I’ve been trying everything I can think of for this and not getting anywhere…I thought that perhaps the issue was because the variable I want to reference (greeting, in this case) isn’t defined in the IQuest itself, so I tried changing IQuest to this:

public interface IQuest {
    string[] greeting;
}

But that didn’t work because evidently you can’t define variables in interfaces. I did more digging, sifting through all the google hits, and next I tried this:

public interface IQuest {
    string[] greeting { get; set; }
}

But this told me my Quest1 didn’t have the right stuff.

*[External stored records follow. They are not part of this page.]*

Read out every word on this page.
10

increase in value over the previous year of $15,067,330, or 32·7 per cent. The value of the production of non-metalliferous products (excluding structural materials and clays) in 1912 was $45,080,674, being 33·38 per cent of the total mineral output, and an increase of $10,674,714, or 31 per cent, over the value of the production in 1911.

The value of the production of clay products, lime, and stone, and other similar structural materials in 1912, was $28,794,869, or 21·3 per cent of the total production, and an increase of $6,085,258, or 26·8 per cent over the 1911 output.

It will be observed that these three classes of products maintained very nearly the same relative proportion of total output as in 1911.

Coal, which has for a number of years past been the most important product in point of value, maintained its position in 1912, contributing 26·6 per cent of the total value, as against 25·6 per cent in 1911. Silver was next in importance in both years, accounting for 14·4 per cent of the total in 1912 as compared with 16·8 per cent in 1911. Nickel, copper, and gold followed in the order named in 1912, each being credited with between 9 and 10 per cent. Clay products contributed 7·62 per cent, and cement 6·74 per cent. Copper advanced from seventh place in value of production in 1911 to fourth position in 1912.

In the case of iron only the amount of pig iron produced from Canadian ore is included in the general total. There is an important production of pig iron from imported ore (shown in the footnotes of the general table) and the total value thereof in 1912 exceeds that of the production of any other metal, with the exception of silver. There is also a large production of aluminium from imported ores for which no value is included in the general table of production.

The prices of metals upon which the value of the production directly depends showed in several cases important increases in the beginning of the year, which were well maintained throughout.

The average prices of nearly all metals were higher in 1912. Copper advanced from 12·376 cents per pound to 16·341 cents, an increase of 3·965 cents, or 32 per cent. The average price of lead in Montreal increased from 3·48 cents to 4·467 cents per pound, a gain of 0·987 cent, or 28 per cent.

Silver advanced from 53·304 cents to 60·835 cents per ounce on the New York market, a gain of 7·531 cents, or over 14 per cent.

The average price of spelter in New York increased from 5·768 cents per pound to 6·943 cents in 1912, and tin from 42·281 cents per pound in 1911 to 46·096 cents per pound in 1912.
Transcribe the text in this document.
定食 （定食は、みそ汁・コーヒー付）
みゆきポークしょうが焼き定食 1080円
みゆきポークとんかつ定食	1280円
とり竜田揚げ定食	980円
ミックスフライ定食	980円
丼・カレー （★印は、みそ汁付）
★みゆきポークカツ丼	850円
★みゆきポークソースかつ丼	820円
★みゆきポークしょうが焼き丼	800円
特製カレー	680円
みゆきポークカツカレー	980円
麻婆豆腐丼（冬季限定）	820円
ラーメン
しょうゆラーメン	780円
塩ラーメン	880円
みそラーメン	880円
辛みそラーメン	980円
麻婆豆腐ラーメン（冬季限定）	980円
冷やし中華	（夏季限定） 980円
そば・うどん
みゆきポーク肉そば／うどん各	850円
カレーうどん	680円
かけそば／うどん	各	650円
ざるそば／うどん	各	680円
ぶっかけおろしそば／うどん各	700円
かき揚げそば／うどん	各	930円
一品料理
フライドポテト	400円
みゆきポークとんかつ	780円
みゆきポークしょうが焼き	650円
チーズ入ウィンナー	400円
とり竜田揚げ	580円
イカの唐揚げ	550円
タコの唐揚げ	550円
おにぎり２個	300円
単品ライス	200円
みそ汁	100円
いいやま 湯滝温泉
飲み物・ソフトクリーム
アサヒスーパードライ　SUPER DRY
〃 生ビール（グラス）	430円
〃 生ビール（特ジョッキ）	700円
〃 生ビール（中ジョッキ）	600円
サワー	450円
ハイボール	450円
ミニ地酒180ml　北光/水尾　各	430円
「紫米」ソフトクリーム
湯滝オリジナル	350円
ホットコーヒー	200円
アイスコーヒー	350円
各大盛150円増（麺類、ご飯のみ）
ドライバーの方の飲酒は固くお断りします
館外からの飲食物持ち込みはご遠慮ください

It was:

public class Quest1 : MonoBehaviour, IQuest {

    public string[] greeting;

}

So I changed it to:

public class Quest1 : MonoBehaviour, IQuest {

    public string[] greeting {get; set;}

}

This feels closer! It doesn’t cause any immediate errors. Only problem is, it removes the greeting array from the editor, so I wasn’t able to actually set the greeting. So I did some more digging around, I tried using the serialize thing on it but evidently that doesn’t work when you declare an array like that. So I thought, oh well, I can define it in the script itself, right? So I tried adding this to Quest1:

public class Quest1 : MonoBehaviour, IQuest {

    public string[] greeting {get; set;}

    void Start () {
        greeting [0] = "I have a quest!";
    }

}

But that doesn’t do at all what I was hoping it would do. Instead, it creates an error:

NullReferenceException: Object reference not set to an instance of an object
(wrapper stelemref) object:stelemref (object,intptr,object)

If anyone can please point me the right way that would be excellent!

Almost there.

[SerialiseFeild]
string [] _greeting;

public string[] greeting {
    get {
        return _greeting;
    } 
    set {
        _greeting = value;
    }
}

Although you could probably drop the set method altogether, not sure you need it.

Thank you so much! I had just gotten to:

public string[] greeting { get; set; }

    void Start () {
        greeting = new string[1];
        greeting [0] = "I have a quest!";
    }

Which wasn’t ideal, but SEEMED to be doing what I wanted. Your solution is much better!